I want to suggest that there are two kinds of forgiveness abroad in the Church of England at present. One is the costly kind which any victim or survivor of abuse finds hard to achieve. The other is a forgiveness handed out by leaders which has little cost. It is like the ‘comfort’ handed out to the brother who lacks clothes and food in James 2.15-16. The Christian who says ‘Go, I wish you well’ without doing anything practical to help is seen to be an example of faith with no deeds. This kind of toothless care can be compared with the frequent but vague promises of goodwill towards survivors. There seems no real understanding of what they have had to endure. Thus, there is little or no appreciation as to why the handing out of cheap forgiveness to abusers causes survivors so much additional pain. When bishops shield other bishops or clergy from accusations of abusive behaviour, no doubt they would claim that they are motivated by a Christian desire to forgive or provide for the abuser a second chance. This is, in fact, a debasement of forgiveness particularly when the motivation for offering it is to protect an institution or make past events disappear. In allowing this act of ‘forgiveness’ to be experienced as a virtuous act, they further add to existing hurt and pain. In secular courts today, there is a practice when a judge will sometimes ask for a victim’s impact statement. This may affect the punishment that is given to the offender. At the recent trial of the American sports coach, Larry Nassar, all the victims made a statement about the impact of the abuse on their lives. These secular examples are putting our national church to shame. Only this week I have read in Private Eye about a victim of Church sexual abuse being threatened with legal action for speaking out to the media about the poor treatment he has received from the church. The IICSA hearings have shown us how far our church goes to protect itself from a perceived attack by those who have been injured at the hands of its employees. ‘Blanking and silencing’ by bishops is just one of the complaints of survivors in the Bread and Stones pamphlet.

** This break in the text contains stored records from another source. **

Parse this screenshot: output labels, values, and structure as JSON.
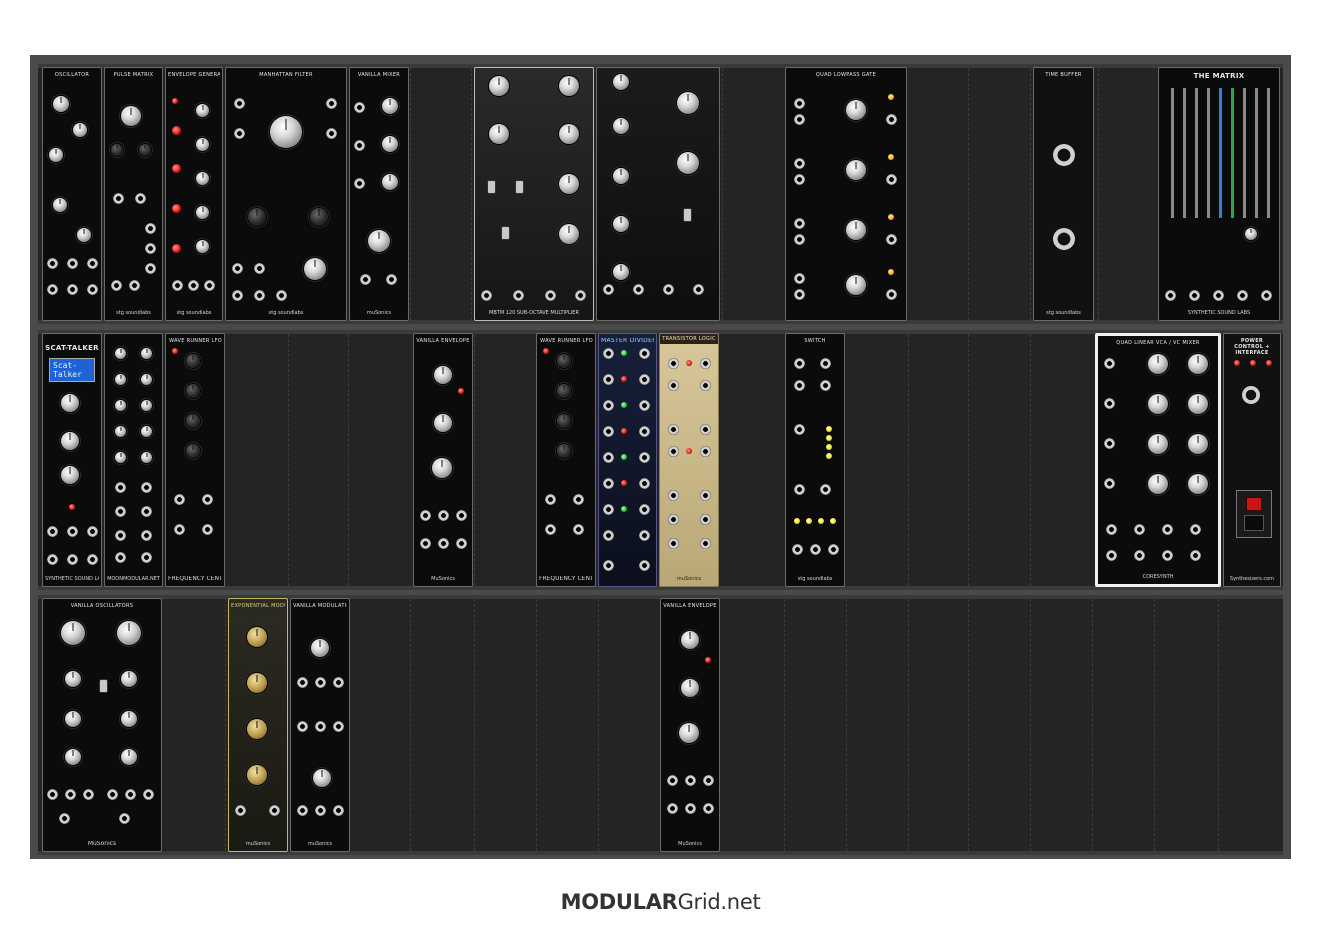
{
  "footer": {
    "brand_bold": "MODULAR",
    "brand_rest": "Grid.net"
  },
  "rows": [
    {
      "modules": [
        {
          "title": "OSCILLATOR",
          "brand": "",
          "style": "dark"
        },
        {
          "title": "PULSE MATRIX",
          "brand": "stg soundlabs",
          "style": "dark"
        },
        {
          "title": "ENVELOPE GENERATOR",
          "brand": "stg soundlabs",
          "style": "dark"
        },
        {
          "title": "MANHATTAN FILTER",
          "brand": "stg soundlabs",
          "style": "dark"
        },
        {
          "title": "VANILLA MIXER",
          "brand": "muSonics",
          "style": "dark"
        },
        {
          "title": "",
          "brand": "MBTM 120 SUB-OCTAVE MULTIPLIER",
          "style": "silver"
        },
        {
          "title": "",
          "brand": "",
          "style": "dark"
        },
        {
          "title": "QUAD LOWPASS GATE",
          "brand": "",
          "style": "dark"
        },
        {
          "title": "TIME BUFFER",
          "brand": "stg soundlabs",
          "style": "dark"
        },
        {
          "title": "THE MATRIX",
          "brand": "SYNTHETIC SOUND LABS",
          "style": "dark"
        }
      ]
    },
    {
      "modules": [
        {
          "title": "SCAT-TALKER",
          "brand": "SYNTHETIC SOUND LABS",
          "style": "dark",
          "lcd": "Scat-\nTalker"
        },
        {
          "title": "",
          "brand": "MOONMODULAR.NET",
          "style": "dark"
        },
        {
          "title": "WAVE RUNNER LFO",
          "brand": "FREQUENCY CENTRAL",
          "style": "dark"
        },
        {
          "title": "VANILLA ENVELOPE",
          "brand": "MuSonics",
          "style": "dark"
        },
        {
          "title": "WAVE RUNNER LFO",
          "brand": "FREQUENCY CENTRAL",
          "style": "dark"
        },
        {
          "title": "MASTER DIVIDER",
          "brand": "",
          "style": "navy"
        },
        {
          "title": "TRANSISTOR LOGIC",
          "brand": "muSonics",
          "style": "tan"
        },
        {
          "title": "SWITCH",
          "brand": "stg soundlabs",
          "style": "dark"
        },
        {
          "title": "QUAD LINEAR VCA / VC MIXER",
          "brand": "CORESYNTH",
          "style": "dark"
        },
        {
          "title": "POWER CONTROL + INTERFACE",
          "brand": "Synthesizers.com",
          "style": "dark"
        }
      ]
    },
    {
      "modules": [
        {
          "title": "VANILLA OSCILLATORS",
          "brand": "MuSonics",
          "style": "dark"
        },
        {
          "title": "EXPONENTIAL MODULATION",
          "brand": "muSonics",
          "style": "gold"
        },
        {
          "title": "VANILLA MODULATION",
          "brand": "muSonics",
          "style": "dark"
        },
        {
          "title": "VANILLA ENVELOPE",
          "brand": "MuSonics",
          "style": "dark"
        }
      ]
    }
  ]
}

Cheap forgiveness and real forgiveness are two quite different currencies. The Church authorities seem in some places only to understand the first kind, the ‘forgive and forget’ option. Those who are survivors want them to begin to grapple with and understand the second kind, the incredibly costly task of moving forward with lives, even though the burden of abuse has left them with a legacy of acute pain. Somewhere, somehow, that path may eventually open itself up to the costly form of forgiveness. No one pretends that this is ever straightforward or easy. Among the many things that survivors ask from church leaders is the recognition of the difficulties of their struggle to move on and to flourish again. They ask to be considered as partners in the long journey which the whole church must take to put right the atrocious events of the past. For that, they must be regarded as allies, not as enemies to be defeated or litigants to be threatened with legal actions. Churches need all the help they can get in this undertaking. They need the survivors and perhaps in the end they need the State to help them protect children and the vulnerable from harm.